Okay, I don't know about the 30V (but that's very bad).

However, for your first (outlet) box:

The 2-wire cable is delivering electricity from the panel. The bare ground wire should be directly bonded to the metal box, and go from there to a pigtail with the bare ground wire from the other cable. Black is hot, White is neutral. All is good.

The 3-wire cable goes from there to the switch. For some odd reason, they chose the red wire to continue the hot run, rather than black. White is still neutral. The Black wire acts as a hot return from the switch to the switched outlet.

At the switch box, the 3-wire cable (above) is delivering electricity from the panel on the Red wire, via the outlet box discussed above.

From here, one 2-wire cable goes to the porch light -- the black for this is connected to the incoming Red (hot) wire. Okay.

The other two 2-wire cables continue the circuit onwards to additional outlets elsewhere.

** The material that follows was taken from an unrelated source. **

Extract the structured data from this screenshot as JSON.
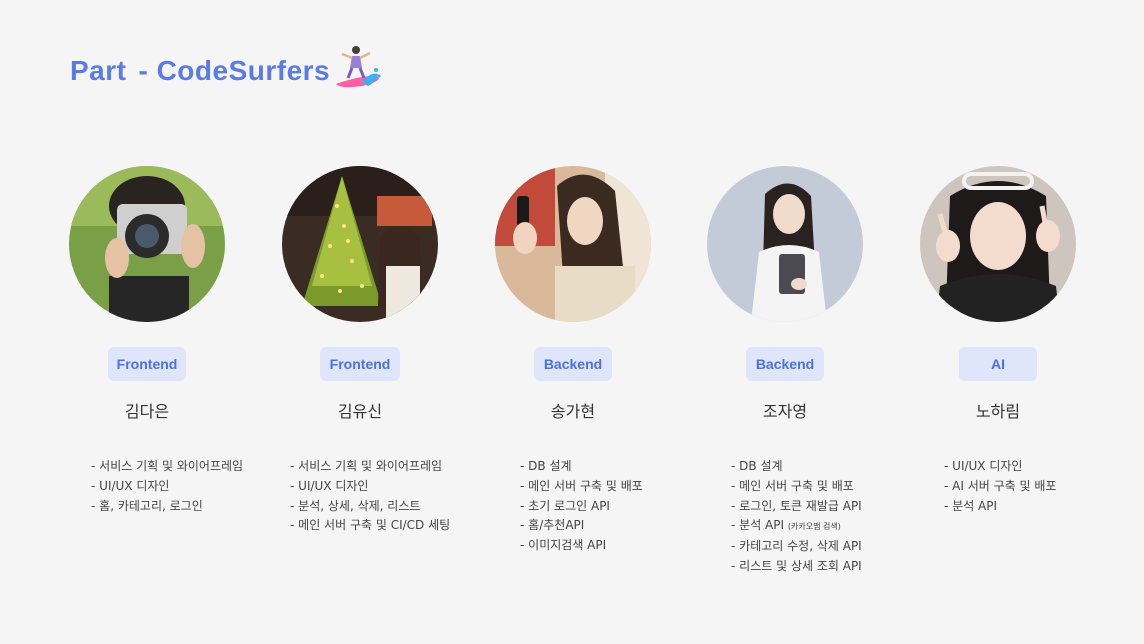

All perfectly normal, except I would have swapped the red and black conductors (at both ends) for the 3-wire cable. No biggie, the code usually allows either method.

EDIT: As elperepat pointed out, the circuit could be the other way around, with the outlet box being downstream from the porch switch, and not the other way around. This doesn't really affect anything, though, other than which bare ground wire gets hooked directly to the screw on each metal box.